I apologize for what I did to Lieutenant Thurik of the Andorian Imperial Guard. I was having a bad day, he'd been criticizing me lately, and so I wound up taking it out on him. Poisoning him was excessive, and I'm sorry for that. Most of all, I'm sorry for making the poison out of antimatter. The other people in that city on Earth had done nothing wrong, and I feel just awful that they were caught in the middle. Fortunately, the damage isn't permanent. Our scientists predict that the antimatter radiation will have mostly cleared up in 150 years or so, and Minsk will once again be inhabitable, at least by hardy beings.
To Hoshi Sato, whom I recently visited, I apologize for eating the plums that were in the icebox and which you were probably saving for breakfast. Forgive me. They were delicious, so sweet and so cold.

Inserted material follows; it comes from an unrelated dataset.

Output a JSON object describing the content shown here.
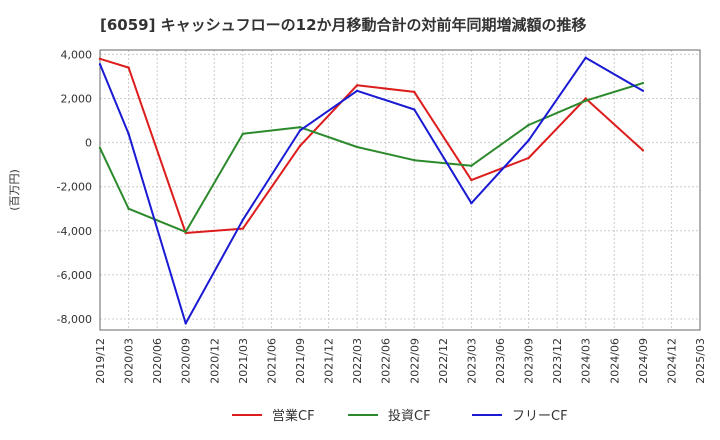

I apologize for introducing the Federation to the people of Betazed. It was a mean thing to do and I knew it.
Finally, I apologize for taking up so much of everyone's time today. I didn't really need to pre-empt every single broadcast or have loudspeakers placed on every street. All I can say is that coming clean today was very important to me. After all, now that I've apologized, it's as if I never did all these things in the first place. Now we can all move on with our lives. You can put my actions behind you, and in return, I can get off scott-free. Who could deny that this is a fair trade?
Thank you and goodnight, pi-- humans. I said humans.
Thank you, Ambassador. We now return to "The AC", already in progress. And you know what? You just missed the climactic scene where Zef and Alissia get it on. THAT's what the dsokdpach should have apologized for.